Le requérant relève que le Gouvernement se fonde sur des
procédures et documents auxquels il est étranger et dont il n'a pu
avoir connaissance.
Il estime ne pas devoir supporter les retards apportés dans une
instruction qui vise d'autres personnes. Le requérant rappelle que la
procédure le concernant est en état d'être jugée depuis bientôt sept
années et que rien ne s'oppose à ce qu'une disjonction soit ordonnée
afin de permettre qu'il soit jugé, nonobstant la poursuite d'un
complément d'information qui ne le concerne pas.
La Commission note que la procédure a débuté le 31 juillet 1985,
date de l'inculpation du requérant, et qu'à ce jour elle n'est pas
terminée. La procédure a donc déjà duré plus de dix ans et deux mois.
La Commission estime qu'à la lumière des critères dégagés par la
jurisprudence des organes de la Convention en matière de "délai
raisonnable" (complexité de l'affaire, comportement du requérant et des
autorités compétentes), et compte tenu de l'ensemble des éléments en
sa possession, ce grief doit faire l'objet d'un examen au fond.
Dès lors, il ne saurait être déclarée manifestement mal fondée
au sens de l'article 27 par. 2 (art. 27-2) de la Convention. La
Commission constate en outre que ce grief ne se heurte à aucun autre
motif d'irrecevabilité.
2. Le requérant estime également que le principe d'équité n'a pas
été respecté en raison de la décision de disjonction ordonnée le
2 octobre 1991 par le président de la cour d'assises et confirmée par
la cour d'assises et la Cour de cassation. Il invoque l'article 6
par. 1 (art. 6-1) de la Convention.
La Commission relève que la décision de disjonction ordonnée le
2 octobre 1991 par le président de la cour d'assises fut confirmée,
avant que le pourvoi du requérant n'ait été rejeté par la Cour de
cassation le 28 octobre 1992, par arrêt de la cour d'assises du 2
octobre 1991 aux motifs que de nouvelles mesures d'instruction devaient
intervenir et que, s'agissant de faits divisibles, car distincts par
le temps et les lieux, ils pouvaient être débattus et jugés séparément.

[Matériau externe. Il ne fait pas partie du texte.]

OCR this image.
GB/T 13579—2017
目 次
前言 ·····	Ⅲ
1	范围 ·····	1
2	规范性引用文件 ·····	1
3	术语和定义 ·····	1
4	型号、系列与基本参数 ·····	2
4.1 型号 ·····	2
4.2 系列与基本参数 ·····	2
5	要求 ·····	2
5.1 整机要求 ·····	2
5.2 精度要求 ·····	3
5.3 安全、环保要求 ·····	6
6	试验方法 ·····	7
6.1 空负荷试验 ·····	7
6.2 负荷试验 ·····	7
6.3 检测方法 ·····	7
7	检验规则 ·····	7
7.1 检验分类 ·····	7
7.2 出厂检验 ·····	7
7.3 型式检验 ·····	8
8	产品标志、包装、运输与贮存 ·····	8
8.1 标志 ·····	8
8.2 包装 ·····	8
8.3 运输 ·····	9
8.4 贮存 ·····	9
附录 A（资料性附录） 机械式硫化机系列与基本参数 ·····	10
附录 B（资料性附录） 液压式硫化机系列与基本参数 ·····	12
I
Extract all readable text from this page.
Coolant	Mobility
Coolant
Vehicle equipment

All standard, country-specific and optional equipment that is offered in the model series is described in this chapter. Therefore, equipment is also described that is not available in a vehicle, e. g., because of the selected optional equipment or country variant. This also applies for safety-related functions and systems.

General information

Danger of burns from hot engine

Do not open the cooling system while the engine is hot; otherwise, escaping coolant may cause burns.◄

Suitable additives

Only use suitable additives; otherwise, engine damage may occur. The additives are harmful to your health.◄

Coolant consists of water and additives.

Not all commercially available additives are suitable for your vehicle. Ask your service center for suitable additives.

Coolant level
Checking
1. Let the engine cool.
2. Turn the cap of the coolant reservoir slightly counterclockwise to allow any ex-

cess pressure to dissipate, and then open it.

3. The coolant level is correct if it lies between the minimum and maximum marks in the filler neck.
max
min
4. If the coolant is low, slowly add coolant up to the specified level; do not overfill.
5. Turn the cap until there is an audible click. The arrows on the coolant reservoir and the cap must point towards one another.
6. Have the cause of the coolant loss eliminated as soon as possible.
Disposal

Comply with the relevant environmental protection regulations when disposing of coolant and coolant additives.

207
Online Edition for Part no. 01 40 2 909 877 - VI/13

La Commission constate, d'une part, que la décision de
disjonction était motivée au regard d'une bonne administration de la
justice et, d'autre part, que le requérant a eu l'occasion de
s'exprimer contradictoirement tant devant la cour d'assises que devant
la Cour de cassation.
En conséquence, la Commission estime qu'en l'espèce la décision
de disjonction de certains faits n'a pas porté atteinte au droit du
requérant à un procès équitable au sens de l'article 6 par. 1
(art. 6-1) de la Convention.
Il s'ensuit que ce grief est manifestement mal fondé, au sens de
l'article 27 par. 2 (art. 27-2) de la Convention.
3. Enfin, le requérant considère que cette situation d'incertitude
quant à son avenir sur le plan judiciaire, due à la décision de
disjonction des faits criminels, constitue un traitement inhumain
contraire à l'article 3 (art. 3) de la Convention.
Dans la mesure où les allégations ont été étayées et où elle est
compétente pour en connaître, la Commission n'a relevé aucune apparence
de violation des droits et libertés garantis l'article 3 (art. 3) de
la Convention.
Il s'ensuit que ce grief doit être rejeté comme étant
manifestement mal fondé, en application de l'article 27 par. 2
(art. 27-2) de la Convention.
Par ces motifs, la Commission, à la majorité,
DECLARE RECEVABLE, tous moyens de fond réservés, le grief tiré
de la durée de la procédure criminelle ;
DECLARE LA REQUETE IRRECEVABLE quant au surplus.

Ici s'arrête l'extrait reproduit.